Learning, he said, involves trying to figure things out: “That’s how we keep things. Part of learning is struggle. If you outsource learning to GPT, that struggle is gone.”
During the meeting, the students and residents broke into groups and tried to figure out what was wrong with the patient with the swollen knee. Then they turned to GPT-4.
The groups tried different methods.
One uses GPT-4 to perform an internet search, similar to how one would use Google. The chatbot brought up a list of possible diagnoses, including trauma. But when asked by group members to explain its reasoning, the bot became frustrated, explaining its choice by saying, “Trauma is a common cause of knee injury.”
Another group came up with possible hypotheses and asked GPT-4 to evaluate them. The chatbot list is aligned with the group list: infections, including Lyme disease; arthritis, including gout, a type of arthritis that involves crystals in the joints; and trauma.
GPT-4 added rheumatoid arthritis to the top possibilities, though it wasn’t high on the group’s list. Gout, the instructors later told the group, was unlikely for this patient because she was young and female. And rheumatoid arthritis is likely to go away because only one joint is inflamed, and in just a few days.
As a curbside consult, GPT-4 seems to pass the test or, at least, to agree with students and residents. But in this exercise, it offers no insights, and no pain script.
One reason may be that students and residents used the bot more like a search engine than a curbside consult.
To use the bot correctly, the instructors said, they need to start by telling the GPT-4 something like, “You’re a doctor seeing a 39-year-old woman with knee pain.” They will then need to list his symptoms before seeking a diagnosis and follow up with questions about the bot’s reasoning, just as they would with a medical colleague.
That, the instructors say, is one way to take advantage of the power of GPT-4. But it’s also important to recognize that chatbots can make mistakes and “hallucinate” – give answers that have no basis in fact. Using it requires knowing if it is wrong.
“It’s not bad to use these tools,” said Dr.
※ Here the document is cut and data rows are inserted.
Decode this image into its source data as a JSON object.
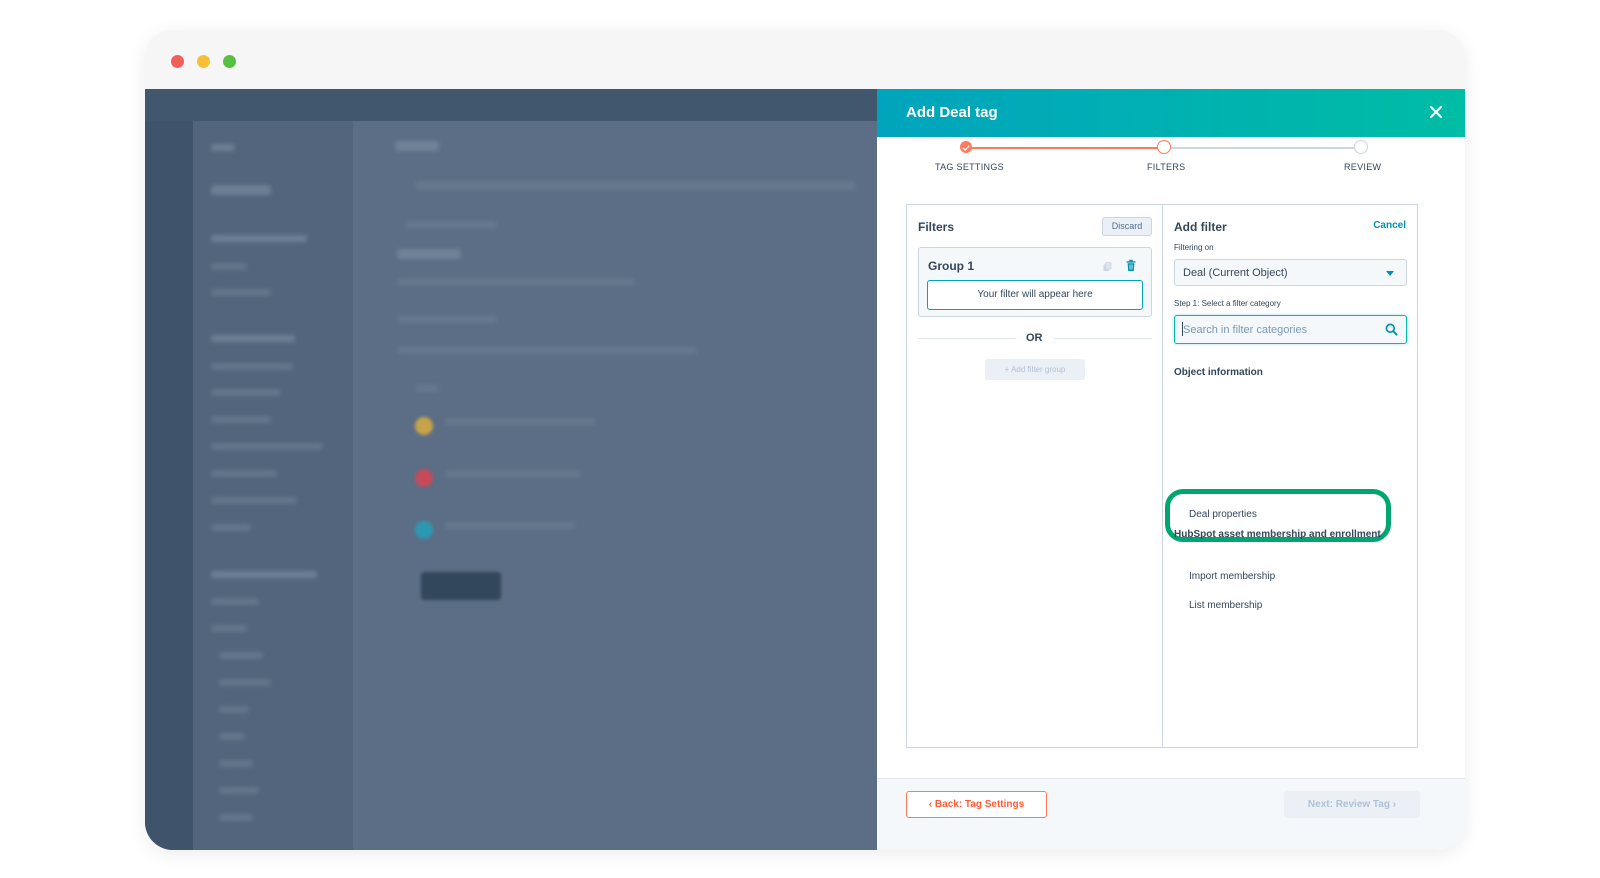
{
  "panel": {
    "title": "Add Deal tag",
    "steps": [
      "TAG SETTINGS",
      "FILTERS",
      "REVIEW"
    ],
    "active_step": 1
  },
  "filters": {
    "heading": "Filters",
    "discard_label": "Discard",
    "group_title": "Group 1",
    "placeholder_text": "Your filter will appear here",
    "or_label": "OR",
    "add_group_label": "+ Add filter group"
  },
  "add_filter": {
    "heading": "Add filter",
    "cancel_label": "Cancel",
    "filtering_on_label": "Filtering on",
    "object_value": "Deal (Current Object)",
    "step1_label": "Step 1: Select a filter category",
    "search_placeholder": "Search in filter categories",
    "categories": [
      {
        "title": "Object information",
        "items": [
          "Deal properties"
        ]
      },
      {
        "title": "HubSpot asset membership and enrollment",
        "items": [
          "Import membership",
          "List membership"
        ]
      }
    ]
  },
  "footer": {
    "back_label": "Back: Tag Settings",
    "next_label": "Next: Review Tag"
  },
  "colors": {
    "header_gradient_start": "#00a4bd",
    "header_gradient_end": "#00bda5",
    "accent_orange": "#ff7a59",
    "highlight_green": "#00a66f",
    "link_blue": "#0091ae"
  },
  "icons": [
    "close-icon",
    "check-icon",
    "copy-icon",
    "trash-icon",
    "chevron-down-icon",
    "search-icon",
    "chevron-left-icon",
    "chevron-right-icon"
  ]
}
Byron Crowe, an internal medicine physician at the hospital. “You just have to use them the right way.”
He gave the group a commonality.
“Pilots use GPS,” said Dr. Crowe. But, he added, airlines “have very high standards for reliability.” In medicine, he said, the use of chatbots is “very tempting,” but the same high standards should apply.
“It’s a great mental partner, but it doesn’t replace deep mental expertise,” he said.
When the session was over, the instructors revealed the true cause of the patient’s knee swelling.
This became a possibility that each group considered, and GPT-4 proposed.
He had Lyme disease.
Olivia Allison contributed reporting.